Et chacun aura a répondre, le Jour Final, des actes qu’il a fait durant son existence. Allah nous avertit dans le Qour’aane de ce qui se passera alors:
Et le jour où les ennemis d’Allah seront rassemblés en masse vers le Feu… Puis on les poussera [dans sa direction].
Alors, quant ils y seront, leur ouïe, leurs yeux et leurs peaux témoigneront contre eux de ce qu’ils œuvraient.
Ils diront à leur peaux : « Pourquoi avez-vous témoigné contre nous ? » Elles diront : « C’est Allah qui nous a fait parler, Lui qui fait parler toute chose. C’est Lui qui vous a créés une première fois et c’est vers Lui que vous serez retournés ».

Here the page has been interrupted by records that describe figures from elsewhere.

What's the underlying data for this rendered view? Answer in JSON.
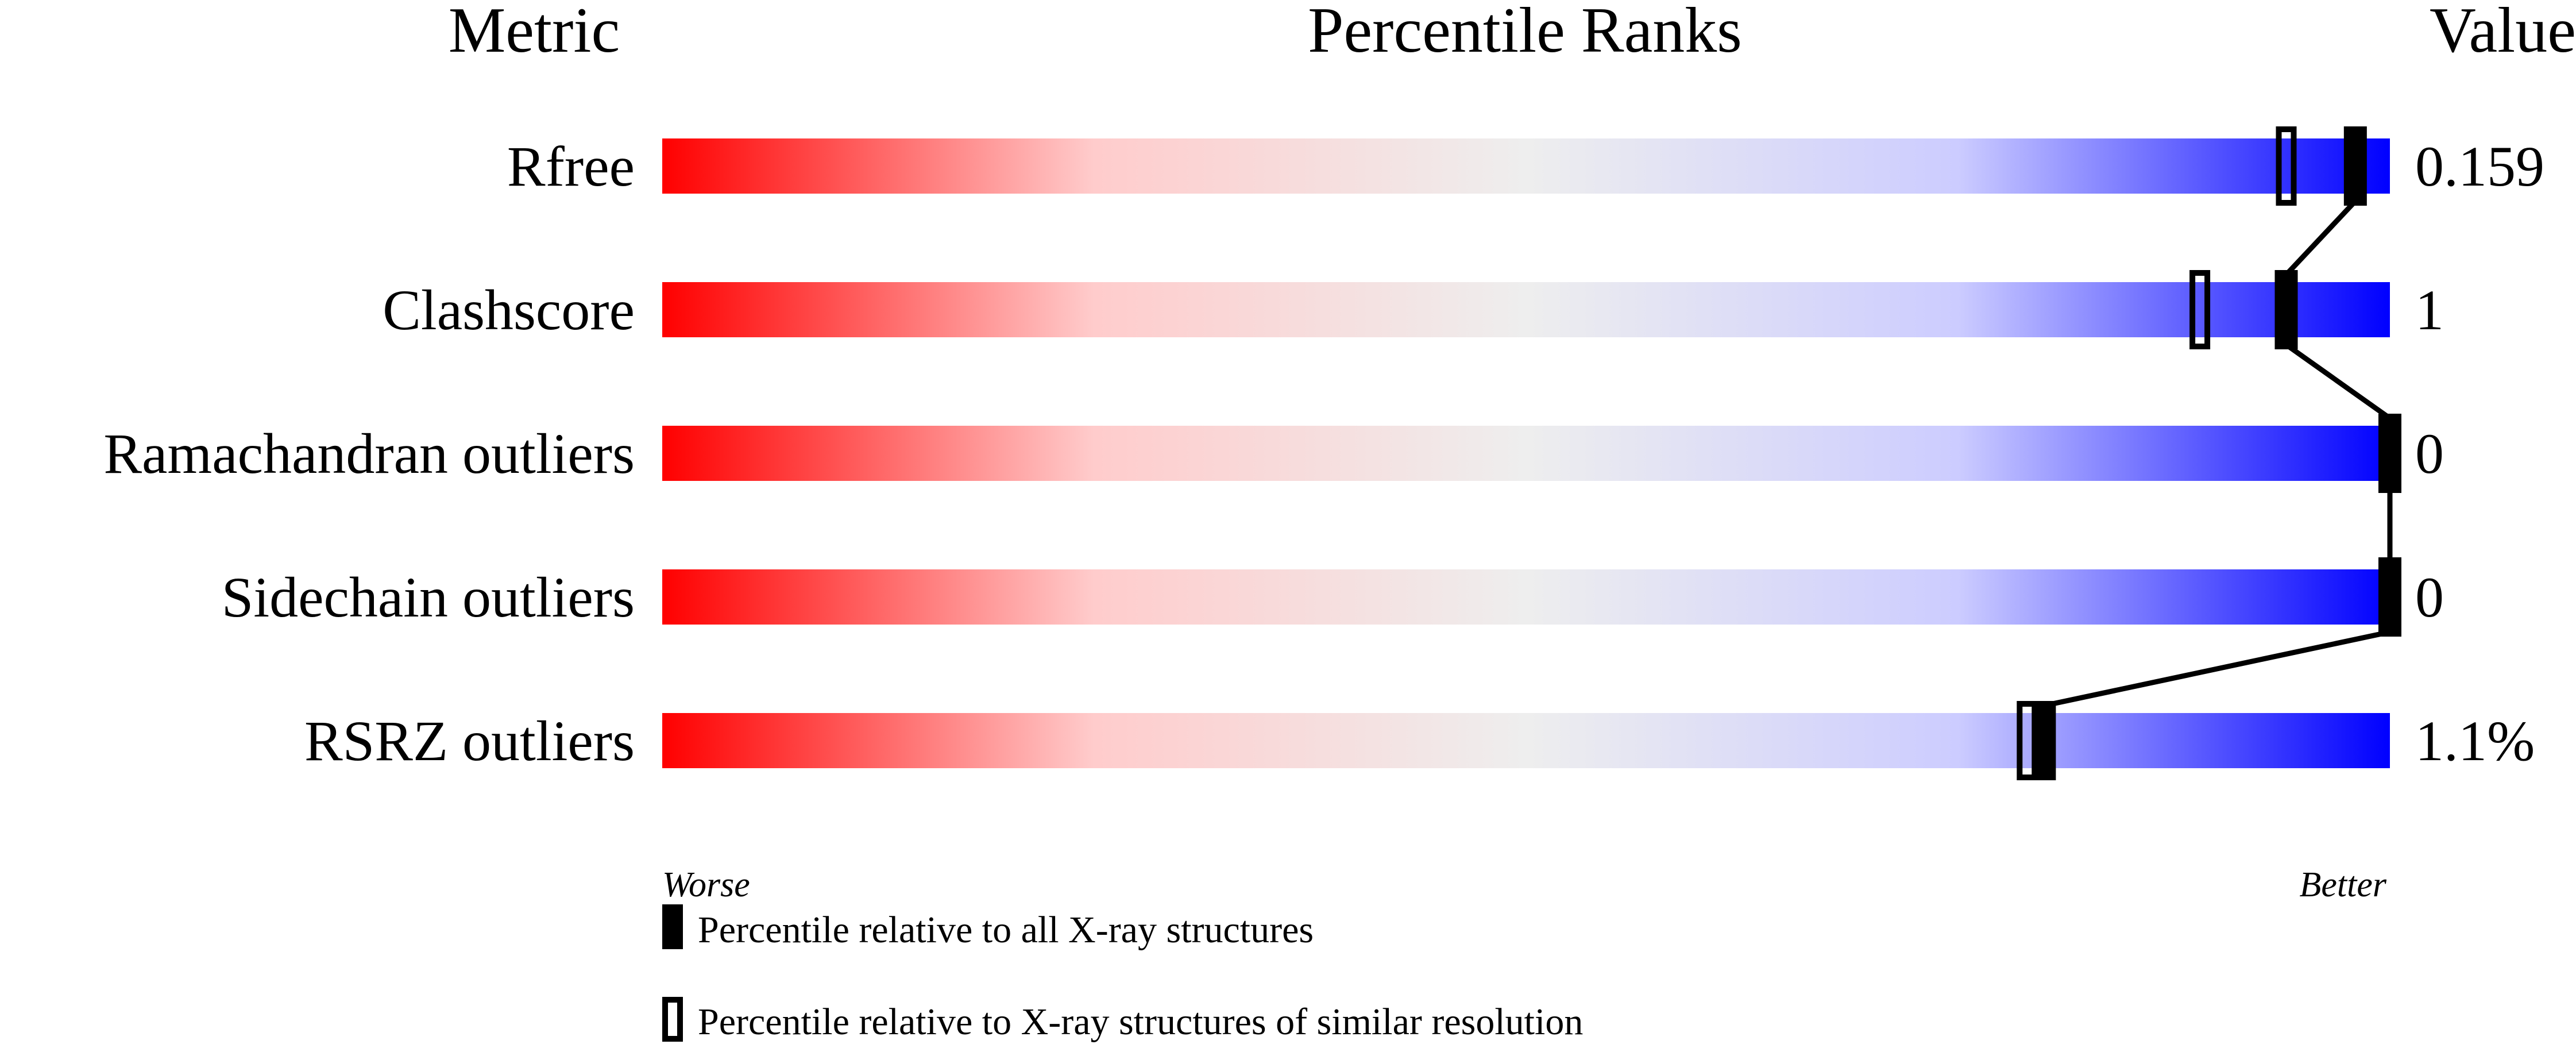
{
  "chart_data": {
    "type": "percentile-bars",
    "headers": {
      "metric": "Metric",
      "ranks": "Percentile Ranks",
      "value": "Value"
    },
    "xlim": [
      0,
      100
    ],
    "scale_labels": {
      "low": "Worse",
      "high": "Better"
    },
    "gradient_colors": [
      "#ff0000",
      "#ffcccc",
      "#eeeeee",
      "#ccccff",
      "#0000ff"
    ],
    "metrics": [
      {
        "name": "Rfree",
        "value": "0.159",
        "percentile_all": 98,
        "percentile_similar": 94
      },
      {
        "name": "Clashscore",
        "value": "1",
        "percentile_all": 94,
        "percentile_similar": 89
      },
      {
        "name": "Ramachandran outliers",
        "value": "0",
        "percentile_all": 100,
        "percentile_similar": null
      },
      {
        "name": "Sidechain outliers",
        "value": "0",
        "percentile_all": 100,
        "percentile_similar": null
      },
      {
        "name": "RSRZ outliers",
        "value": "1.1%",
        "percentile_all": 80,
        "percentile_similar": 79
      }
    ],
    "legend": [
      {
        "marker": "filled",
        "label": "Percentile relative to all X-ray structures"
      },
      {
        "marker": "open",
        "label": "Percentile relative to X-ray structures of similar resolution"
      }
    ]
  }
}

Vous ne pouvez vous cacher au point que ni votre ouïe, ni vos yeux et ni vos peaux ne puissent témoigner contre vous. Mais vous pensiez qu’Allah ne savait pas beaucoup de ce que vous faisiez.
(Sourate 41 / Versets 19 à 22)
Il faut cependant reconnaître que le croyant, s’il a toujours plus ou moins conscience des conséquences de ses actions, il n’est pas rare de constater qu’il porte beaucoup moins attention aux propos qu’il tient… Pourtant, là encore, le Qour’aane nous apprend que chaque mot que nous prononçons est immédiatement consigné, que ce soit des paroles en bien ou en mal. Et le Jour du Jugement Dernier, nous aurons également à répondre de ces propos. Allah dit:
Nous avons effectivement créé l’homme et Nous savons ce que son âme lui suggère et Nous sommes plus près de lui que sa veine jugulaire
quand les deux recueillant, assis à droite et à gauche, recueillent.
Il ne prononce pas une parole sans avoir auprès de lui un observateur prêt (à l’inscrire).
(Sourate 50 / Versets 16 à 18)
Anou Houraïra (radhia Allâhou anhou) rapporte qu’il a entendu ces propos du Prophète Mouhammad (sallâllâhou alayhi wa sallam):
« Certes, le serviteur peut prononcer un mot sans y prendre garde, mot qui (pourtant) lui vaudra le Contentement d’Allah et grâce auquel Allah l’élèvera de plusieurs degrés; mais le serviteur peut aussi laisser échapper une parole sans y prendre garde, parole qui provoquera la Colère divine et lui vaudra d’être précipité en Enfer. »
(Boukhâri)
Dans une autre Tradition authentique rapportée par Bilâl Ibn oul al Hârith (radhia Allâhou anhou), voici les propos qui sont attribués au Prophète Mouhammad (sallâllâhou alayhi wa sallam):
« Certes l’homme peut prononcer une parole agrée d’Allah sans en mesurer toutes les conséquences et pour laquelle Allah lui accordera Son Agrément jusqu’au Jour où il Le rencontrera. Et l’homme peut aussi prononcer une parole suscitant le Courroux divin sans en mesurer toutes les conséquences et qui lui vaudra le Courroux divin jusqu’au Jour où il Le rencontrera. »
(Tirmidhi, Al Mouwatta)
C’est ce qui explique notamment pourquoi, en Islam, une véritable « éthique du langage » (si l’on peut s’exprimer ainsi…) a été élaborée. Et le respect de cette éthique est d’autant plus important pour les croyants et les croyantes, qu’en matière de conduite sociale, la nature des propos échangés entre les individus se révèle être l’un des éléments qui conditionne le plus la qualité des relations mutuelles. D’où les exhortations répétées du Prophète Mouhammad (sallâllâhou alayhi wa sallam) portant sur la grande vigilance que devrait témoigner chacun et chacune à ce sujet.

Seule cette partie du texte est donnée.